Kleideranschaffungen für Frau und Kinder

 

23,–

Arzt und Apotheke für Frau

 

20,–

Zeitung, mit einem andern zusammen 6 Mark, also

 

3,–

Verschiedenes (Flickereien, Wäsche, Vergnügungen)

 

64,–

Mann (Getränke, Tabak, Groschensammlungen u. s. w.)

 

162,–

 

Mk.

1612,50



Im Jahre 1889 hat die Ersparnis 82 Mark betragen. [ . . . ] Vergnügungen, die Geld kosten, sind sehr selten, Ausflüge nach dem Zoologischen Garten an „billigen Sonntagen“, wobei der „Freßkober“ mitgenommen wird, oder in die Hasenheide, dazu reicht es noch; alle heiligen Zeiten, d. h. in Jahren einmal, geht man in ein billiges Rauchtheater. Damit sind die äußern Vergnügungen erschöpft. Der Mann hilft sich: er entlehnt Bücher aus den Volksbüchereien und liest des Abends, wenn er nicht zu müde ist; die Frau begnügt sich mit dem Roman und den örtlichen Nachrichten im „Blatt“ oder redet mit den Nachbarinnen, sobald sie die Kinder zu Bett gebracht hat.

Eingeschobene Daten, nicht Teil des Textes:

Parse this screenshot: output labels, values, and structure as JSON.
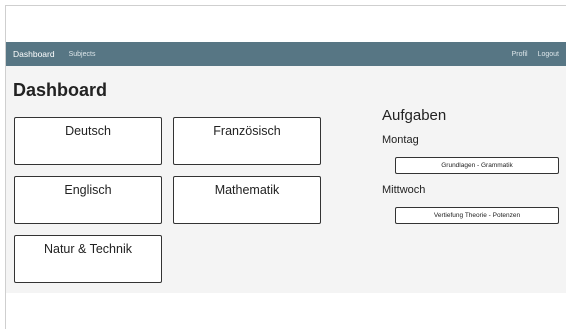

Quelle: Otto von Leixner, 1888 bis 1891. Soziale Briefe aus Berlin. Mit besonderer Berücksichtigung der sozialdemokratischen Strömungen. Berlin, 1891, S. 183-88.

Abgedruckt in Gerhard A. Ritter und Jürgen Kocka, Hg., Deutsche Sozialgeschichte 1870-1914. Dokumente und Skizzen, 3. Aufl. München: Beck, 1982, S. 276-78.